Samir Chopra, a philosophy professor at Brooklyn College, writes that Buber viewed the death penalty as outside the province of men. He points to a response Buber made to Time magazine’s quoting of him quoting Rabbi Mendel of Kotsk — “What the Torah teaches us is this: none but God can command us to destroy a man” — that the “sequel to these words was even more significant: ‘And if the very smallest angel comes after the command has been given and cautions us: Lay not thy hand upon…, we should obey him.’”
Chopra links Buber’s stance to the rabbi’s “reading of the Scriptures” — and that “the Commandment, ‘Thou Shalt not Kill’ applied to the state just as much as it did to the individual.” This echoes Albert Camus’ opposition to the death penalty, which the French philosopher viewed as premeditated murder that ultimate endorsed violence. Chopra quotes Buber: “I do not accept the state’s right to take the life of any man,” and, “as far as it depends on us, we should not kill, neither as individuals nor as a society.”
That included Eichmann. Hannah Arendt, in Eichmann in Jerusalem, questions Buber’s stance, especially his pronouncement that an execution would “expiate the guilt felt by many young persons in Germany.” She questions this argument, asking how Buber did not see “how spurious these much publicized guilt feelings necessarily are,” while pointing out that the youth with whom he is concerned “are not staggering under the burden of the past” and are instead “trying to escape from the pressure of very present and actual problems into a cheap sentimentality” (251 in my older edition).
I’m not sure this is a fair to Buber. Arendt’s description of Germany in the early 1960s could apply to our own experience of history, to the way we constantly rewrite historical moments to fit them into our broad American narrative of freedom and opportunity. Slavery, Jim Crow, virulent anti-Semitism and nativism — all are subsumed in this broader narrative and erased, replaced with the myth of unblemished past greatness pushed not only by Donald Trump but politicians of both parties.

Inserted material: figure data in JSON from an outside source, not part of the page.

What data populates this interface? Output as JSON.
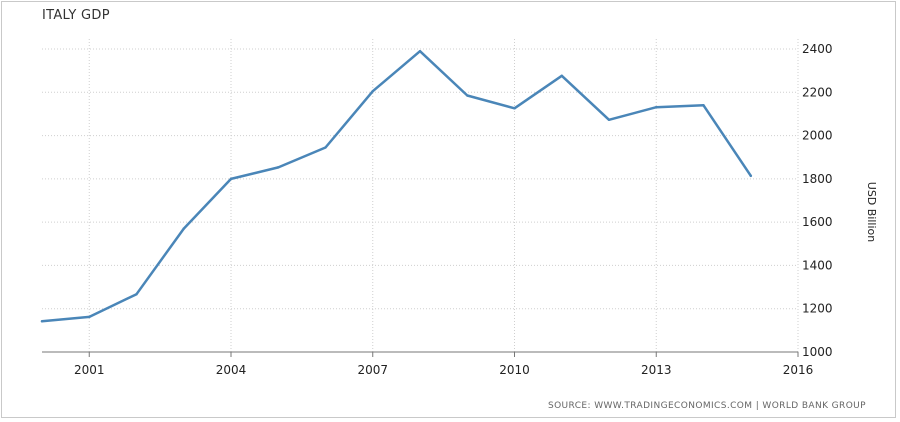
{
  "chart_data": {
    "type": "line",
    "title": "ITALY GDP",
    "ylabel": "USD Billion",
    "xlim": [
      2000,
      2016
    ],
    "ylim": [
      1000,
      2400
    ],
    "x_ticks": [
      "2001",
      "2004",
      "2007",
      "2010",
      "2013",
      "2016"
    ],
    "y_ticks": [
      "1000",
      "1200",
      "1400",
      "1600",
      "1800",
      "2000",
      "2200",
      "2400"
    ],
    "grid": "dotted",
    "series": [
      {
        "color": "#4a86b8",
        "x": [
          2000,
          2001,
          2002,
          2003,
          2004,
          2005,
          2006,
          2007,
          2008,
          2009,
          2010,
          2011,
          2012,
          2013,
          2014,
          2015
        ],
        "values": [
          1142,
          1162,
          1267,
          1570,
          1800,
          1853,
          1945,
          2205,
          2390,
          2185,
          2126,
          2276,
          2073,
          2131,
          2140,
          1814
        ]
      }
    ]
  },
  "source": "SOURCE: WWW.TRADINGECONOMICS.COM | WORLD BANK GROUP"
}
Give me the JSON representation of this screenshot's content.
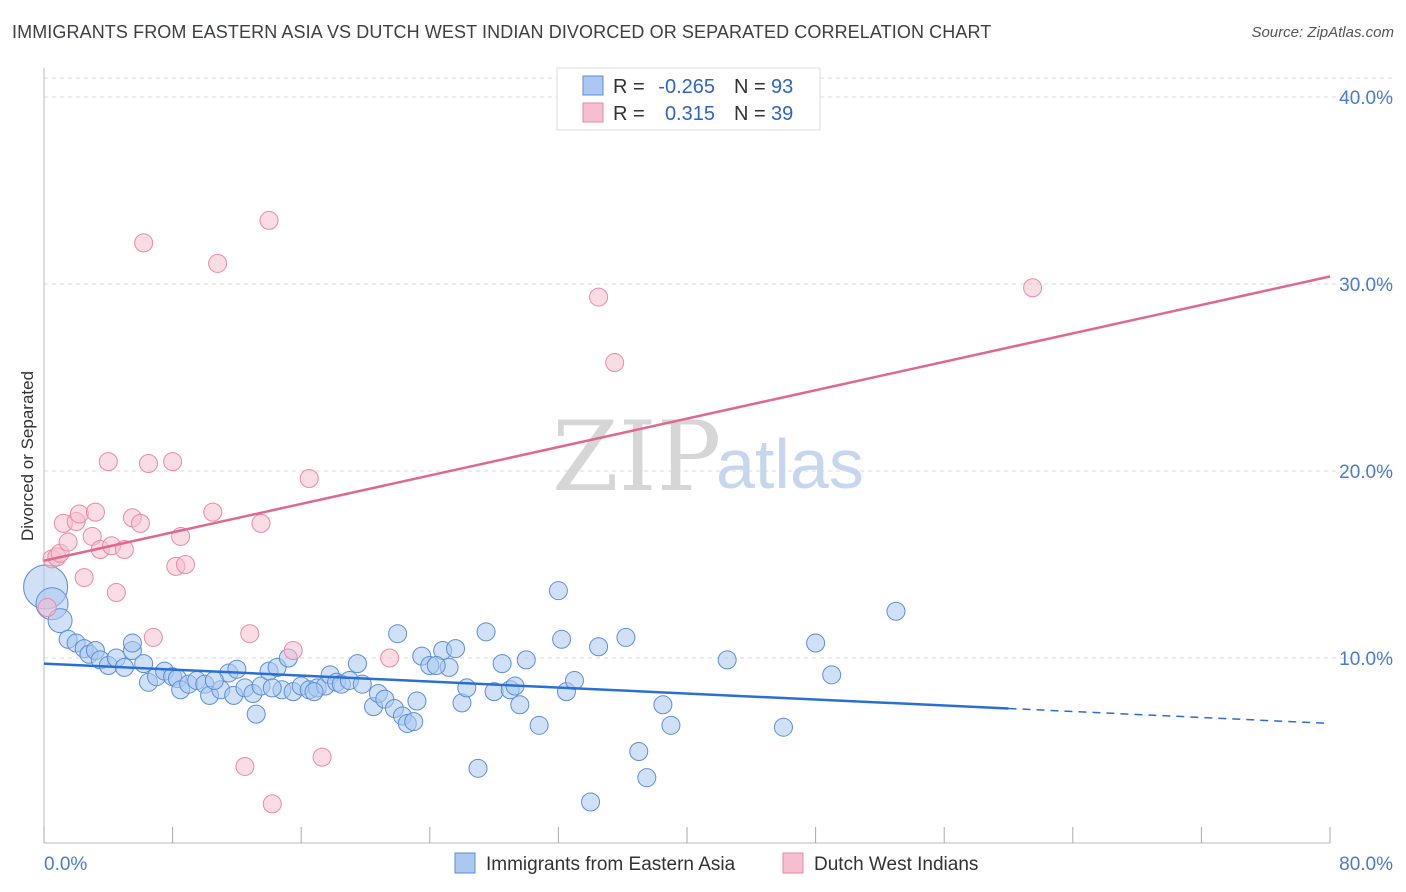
{
  "header": {
    "title": "IMMIGRANTS FROM EASTERN ASIA VS DUTCH WEST INDIAN DIVORCED OR SEPARATED CORRELATION CHART",
    "source": "Source: ZipAtlas.com"
  },
  "watermark": {
    "zip": "ZIP",
    "atlas": "atlas"
  },
  "colors": {
    "blue_fill": "#aac8f0",
    "blue_stroke": "#5b8fd8",
    "blue_line": "#2a6fd6",
    "pink_fill": "#f6bfd0",
    "pink_stroke": "#e98aa8",
    "pink_line": "#e06890",
    "grid": "#d8d8d8",
    "tick_label": "#4a7bd0"
  },
  "legend": {
    "rows": [
      {
        "r_label": "R =",
        "r_value": "-0.265",
        "n_label": "N =",
        "n_value": "93"
      },
      {
        "r_label": "R =",
        "r_value": "0.315",
        "n_label": "N =",
        "n_value": "39"
      }
    ]
  },
  "chart_data": {
    "type": "scatter",
    "title": "IMMIGRANTS FROM EASTERN ASIA VS DUTCH WEST INDIAN DIVORCED OR SEPARATED CORRELATION CHART",
    "xlabel": "",
    "ylabel": "Divorced or Separated",
    "xlim": [
      0,
      80
    ],
    "ylim": [
      0,
      42
    ],
    "x_tick_labels": [
      "0.0%",
      "80.0%"
    ],
    "y_ticks": [
      10,
      20,
      30,
      40
    ],
    "y_tick_labels": [
      "10.0%",
      "20.0%",
      "30.0%",
      "40.0%"
    ],
    "grid": "horizontal dashed",
    "legend_placement": "top-center",
    "series": [
      {
        "name": "Immigrants from Eastern Asia",
        "color": "#aac8f0",
        "points": [
          [
            0.1,
            13.8
          ],
          [
            0.5,
            12.9
          ],
          [
            1.0,
            12.0
          ],
          [
            1.5,
            11.0
          ],
          [
            2.0,
            10.8
          ],
          [
            2.5,
            10.5
          ],
          [
            2.8,
            10.2
          ],
          [
            3.2,
            10.4
          ],
          [
            3.5,
            9.9
          ],
          [
            4.0,
            9.6
          ],
          [
            4.5,
            10.0
          ],
          [
            5.0,
            9.5
          ],
          [
            5.5,
            10.4
          ],
          [
            5.5,
            10.8
          ],
          [
            6.2,
            9.7
          ],
          [
            6.5,
            8.7
          ],
          [
            7.0,
            9.0
          ],
          [
            7.5,
            9.3
          ],
          [
            8.0,
            9.0
          ],
          [
            8.3,
            8.9
          ],
          [
            8.5,
            8.3
          ],
          [
            9.0,
            8.6
          ],
          [
            9.5,
            8.8
          ],
          [
            10.0,
            8.6
          ],
          [
            10.3,
            8.0
          ],
          [
            11.0,
            8.3
          ],
          [
            11.5,
            9.2
          ],
          [
            11.8,
            8.0
          ],
          [
            12.0,
            9.4
          ],
          [
            12.5,
            8.4
          ],
          [
            13.0,
            8.1
          ],
          [
            13.2,
            7.0
          ],
          [
            13.5,
            8.5
          ],
          [
            14.0,
            9.3
          ],
          [
            14.5,
            9.5
          ],
          [
            14.8,
            8.3
          ],
          [
            15.2,
            10.0
          ],
          [
            15.5,
            8.2
          ],
          [
            16.0,
            8.5
          ],
          [
            16.5,
            8.3
          ],
          [
            17.0,
            8.4
          ],
          [
            17.5,
            8.5
          ],
          [
            17.8,
            9.1
          ],
          [
            18.2,
            8.7
          ],
          [
            18.5,
            8.6
          ],
          [
            19.0,
            8.8
          ],
          [
            19.5,
            9.7
          ],
          [
            19.8,
            8.6
          ],
          [
            20.5,
            7.4
          ],
          [
            20.8,
            8.1
          ],
          [
            21.2,
            7.8
          ],
          [
            21.8,
            7.3
          ],
          [
            22.0,
            11.3
          ],
          [
            22.3,
            6.9
          ],
          [
            22.6,
            6.5
          ],
          [
            23.2,
            7.7
          ],
          [
            23.0,
            6.6
          ],
          [
            23.5,
            10.1
          ],
          [
            24.0,
            9.6
          ],
          [
            24.8,
            10.4
          ],
          [
            25.2,
            9.5
          ],
          [
            25.6,
            10.5
          ],
          [
            26.0,
            7.6
          ],
          [
            26.3,
            8.4
          ],
          [
            27.0,
            4.1
          ],
          [
            27.5,
            11.4
          ],
          [
            28.0,
            8.2
          ],
          [
            28.5,
            9.7
          ],
          [
            29.0,
            8.3
          ],
          [
            29.3,
            8.5
          ],
          [
            29.6,
            7.5
          ],
          [
            30.0,
            9.9
          ],
          [
            30.8,
            6.4
          ],
          [
            32.0,
            13.6
          ],
          [
            32.2,
            11.0
          ],
          [
            32.5,
            8.2
          ],
          [
            33.0,
            8.8
          ],
          [
            34.0,
            2.3
          ],
          [
            34.5,
            10.6
          ],
          [
            36.2,
            11.1
          ],
          [
            37.0,
            5.0
          ],
          [
            37.5,
            3.6
          ],
          [
            38.5,
            7.5
          ],
          [
            39.0,
            6.4
          ],
          [
            42.5,
            9.9
          ],
          [
            46.0,
            6.3
          ],
          [
            48.0,
            10.8
          ],
          [
            49.0,
            9.1
          ],
          [
            53.0,
            12.5
          ],
          [
            14.2,
            8.4
          ],
          [
            16.8,
            8.2
          ],
          [
            24.4,
            9.6
          ],
          [
            10.6,
            8.8
          ]
        ],
        "trend": {
          "x0": 0,
          "y0": 9.7,
          "x1": 60,
          "y1": 7.3
        },
        "trend_dashed": {
          "x0": 60,
          "y0": 7.3,
          "x1": 80,
          "y1": 6.5
        }
      },
      {
        "name": "Dutch West Indians",
        "color": "#f6bfd0",
        "points": [
          [
            0.2,
            12.7
          ],
          [
            0.5,
            15.3
          ],
          [
            0.8,
            15.4
          ],
          [
            1.0,
            15.6
          ],
          [
            1.2,
            17.2
          ],
          [
            1.5,
            16.2
          ],
          [
            2.0,
            17.3
          ],
          [
            2.2,
            17.7
          ],
          [
            2.5,
            14.3
          ],
          [
            3.0,
            16.5
          ],
          [
            3.2,
            17.8
          ],
          [
            3.5,
            15.8
          ],
          [
            4.0,
            20.5
          ],
          [
            4.2,
            16.0
          ],
          [
            4.5,
            13.5
          ],
          [
            5.0,
            15.8
          ],
          [
            5.5,
            17.5
          ],
          [
            6.0,
            17.2
          ],
          [
            6.2,
            32.2
          ],
          [
            6.5,
            20.4
          ],
          [
            6.8,
            11.1
          ],
          [
            8.0,
            20.5
          ],
          [
            8.2,
            14.9
          ],
          [
            8.5,
            16.5
          ],
          [
            8.8,
            15.0
          ],
          [
            10.5,
            17.8
          ],
          [
            10.8,
            31.1
          ],
          [
            12.5,
            4.2
          ],
          [
            12.8,
            11.3
          ],
          [
            13.5,
            17.2
          ],
          [
            14.0,
            33.4
          ],
          [
            14.2,
            2.2
          ],
          [
            15.5,
            10.4
          ],
          [
            16.5,
            19.6
          ],
          [
            17.3,
            4.7
          ],
          [
            21.5,
            10.0
          ],
          [
            34.5,
            29.3
          ],
          [
            35.5,
            25.8
          ],
          [
            61.5,
            29.8
          ]
        ],
        "trend": {
          "x0": 0,
          "y0": 15.2,
          "x1": 80,
          "y1": 30.4
        }
      }
    ]
  }
}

Bowers, in this narrative, is an exception. Roof is an exception. Bush is an exception. Their hatred and violence are unrepresentative, can be cured by elimination, by purging them from the body of the nation. We can then get on with the mission of love and unity. This is “cheap sentimentality,” to borrow from Arendt, a feel-good narrative that ignores the nation’s actual history, which is steeped in violence, hatred, and exclusion that remain central to our experience today.
Executing Bowers will do nothing to change this DNA; rather, it likely will do nothing more than further the false narrative that allows us to claim exceptionalism among other nations while maintaining the systems that enforce economic and racial inequality.